Re: [T200] Badanie techniczne auta po 10 latach

Post autor: geohound » 18 kwie 2017, o 13:18

A, już parę tematów o moim mam. Kupiłem używkę z pierwszej ręki od starszego małżeństwa 54k km, wszystko było ok, tylko przy hamowaniu lekko drżała kierownica. Oddałem to zaraz do zrobienia, wymienili mi klocki i tarcze z przodu, a potem się zaczęło - po 2 miesiącach ciszy bicie wróciło niesamowicie, zerwały się tuleje z przodu, alarm sam robił dyskotekę w nocy bez jakiegokolwiek dotknięcia auta, teraz jeszcze łupanie w podłodze przy odpuszczeniu gazu i mechanicy nie są w stanie zlokalizować przyczyny...

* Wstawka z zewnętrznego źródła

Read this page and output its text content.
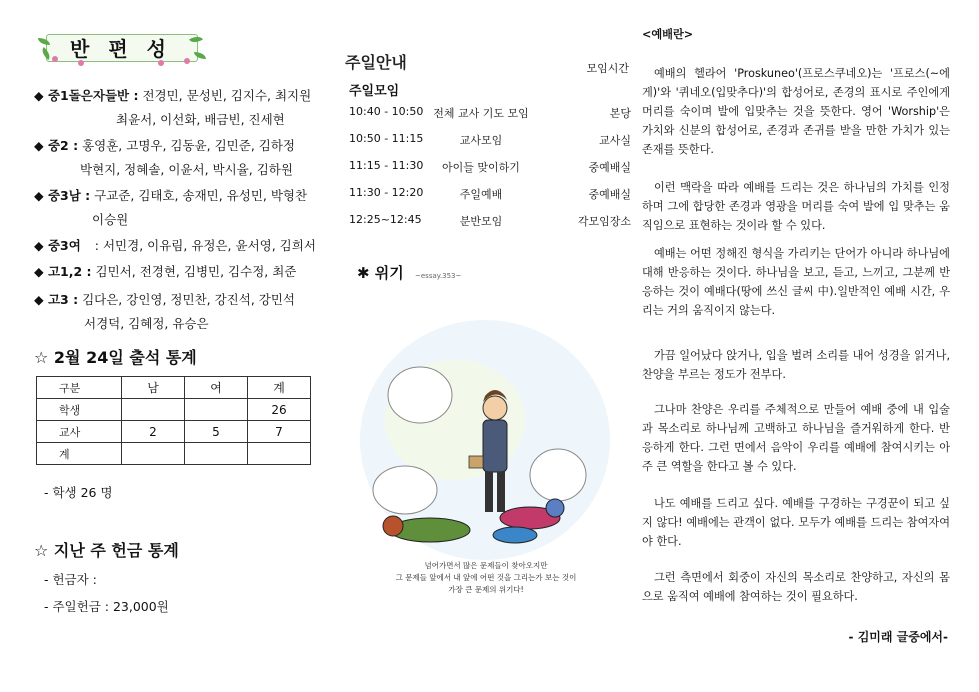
반 편 성
◆ 중1돌은자들반 : 전경민, 문성빈, 김지수, 최지원
최윤서, 이선화, 배금빈, 진세현
◆ 중2 : 홍영훈, 고명우, 김동윤, 김민준, 김하정
박현지, 정혜솔, 이윤서, 박시율, 김하원
◆ 중3남 : 구교준, 김태호, 송재민, 유성민, 박형찬
이승원
◆ 중3여 : 서민경, 이유림, 유정은, 윤서영, 김희서
◆ 고1,2 : 김민서, 전경현, 김병민, 김수정, 최준
◆ 고3 : 김다은, 강인영, 정민찬, 강진석, 강민석
서경덕, 김혜정, 유승은
☆ 2월 24일 출석 통계
구분	남	여	계
학생			26
교사	2	5	7
계			
- 학생 26 명
☆ 지난 주 헌금 통계
- 헌금자 :
- 주일헌금 : 23,000원
주일안내	모임시간
주일모임
10:40 - 10:50 전체 교사 기도 모임	본당
10:50 - 11:15	교사모임	교사실
11:15 - 11:30 아이들 맞이하기	중예배실
11:30 - 12:20	주일예배	중예배실
12:25~12:45	분반모임	각모임장소
✱ 위기 ~essay.353~
넘어가면서 많은 문제들이 찾아오지만
그 문제들 앞에서 내 앞에 어떤 것을 그리는가 보는 것이
가장 큰 문제의 위기다!
<예배란>
예배의 헬라어 'Proskuneo'(프로스쿠네오)는 '프로스(~에게)'와 '퀴네오(입맞추다)'의 합성어로, 존경의 표시로 주인에게 머리를 숙이며 발에 입맞추는 것을 뜻한다. 영어 'Worship'은 가치와 신분의 합성어로, 존경과 존귀를 받을 만한 가치가 있는 존재를 뜻한다.
이런 맥락을 따라 예배를 드리는 것은 하나님의 가치를 인정하며 그에 합당한 존경과 영광을 머리를 숙여 발에 입 맞추는 움직임으로 표현하는 것이라 할 수 있다.
예배는 어떤 정해진 형식을 가리키는 단어가 아니라 하나님에 대해 반응하는 것이다. 하나님을 보고, 듣고, 느끼고, 그분께 반응하는 것이 예배다(땅에 쓰신 글씨 中).일반적인 예배 시간, 우리는 거의 움직이지 않는다.
가끔 일어났다 앉거나, 입을 벌려 소리를 내어 성경을 읽거나, 찬양을 부르는 정도가 전부다.
그나마 찬양은 우리를 주체적으로 만들어 예배 중에 내 입술과 목소리로 하나님께 고백하고 하나님을 즐거워하게 한다. 반응하게 한다. 그런 면에서 음악이 우리를 예배에 참여시키는 아주 큰 역할을 한다고 볼 수 있다.
나도 예배를 드리고 싶다. 예배를 구경하는 구경꾼이 되고 싶지 않다! 예배에는 관객이 없다. 모두가 예배를 드리는 참여자여야 한다.
그런 측면에서 회중이 자신의 목소리로 찬양하고, 자신의 몸으로 움직여 예배에 참여하는 것이 필요하다.
- 김미래 글중에서-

No, tylko że ja piszę o T250, mój błąd.

Awatar użytkownika
chevy_power
Aktywny
Posty: 76
Rejestracja: 20 wrz 2016, o 20:02
Reputacja: 1
Imię: Łukasz
Samochód: Cruze
Silnik: 1.8 benzyna
LPG: nie
Lokalizacja: Kraków
Kontakt:

Re: [T200] Badanie techniczne auta po 10 latach

Post autor: chevy_power » 19 kwie 2017, o 15:01

Z alarmem miałem faktycznie podobne problemy. W ASO musieli z 5 razy go regulować (aż się zepsuł i go nie używam). A co do łupania w podłodze przy puszczaniu gazu to czy mechanicy sprawdzili układ wydechowy? Czy jest fabryczny czy był naprawiany? Jeśli naprawiany to czy spawany czy skręcany? Na oryginalnych częściach czy zamiennikach?

przeeemek
Stały bywalec
Posty: 208
Rejestracja: 26 sty 2016, o 16:48
Reputacja: 0
Imię: Przemek
Samochód: Aveo T250
Silnik:
Lokalizacja: Pomorskie
Kontakt:

Re: [T200] Badanie techniczne auta po 10 latach

Post autor: przeeemek » 21 kwie 2017, o 07:29

Moje aveo t250 zaraz skonczy 11 lat. Od nowości w rodzinie. I w sumie też nie mogę narzekać. Prawie 10 lat na gazie. Najwiekszy koszt to prawie rok temu uszczelka pod głowicą ale to pewenie od gazu i braku regulacji zaworów. Największa porażka mojego modelu to zgnite progi (czekają na swoją kolej). A z eksploatacyjnych to drobnostki (tzn. po taniosci) typu tuleje belka tyl, szczęki, klocki, laczniki stabilizatora plus raz gumy, swoznie, drazki kierownicze, łożysko przód, rozrzad i ostatnio amortyzatory tył. Wszystko oprócz łączników wymieniane po razie. Wahacze o dziwo sprawne, tarcze, sprzęgło jeszcze oryginalne. Alarm odłączony, bo swirował. Silnik słaby ale auto w utrzymaniu tanie. Szwagier w 5 lat wydał kilka tysiecy na swojego diesla (dwa razy wtryski) i zawsze jak coś się u mnie zepsuje śmieje się ze mnie, ze tylko jeżdżę a jakieś pieniądze też muszę w końcu w auto wsadzić :-)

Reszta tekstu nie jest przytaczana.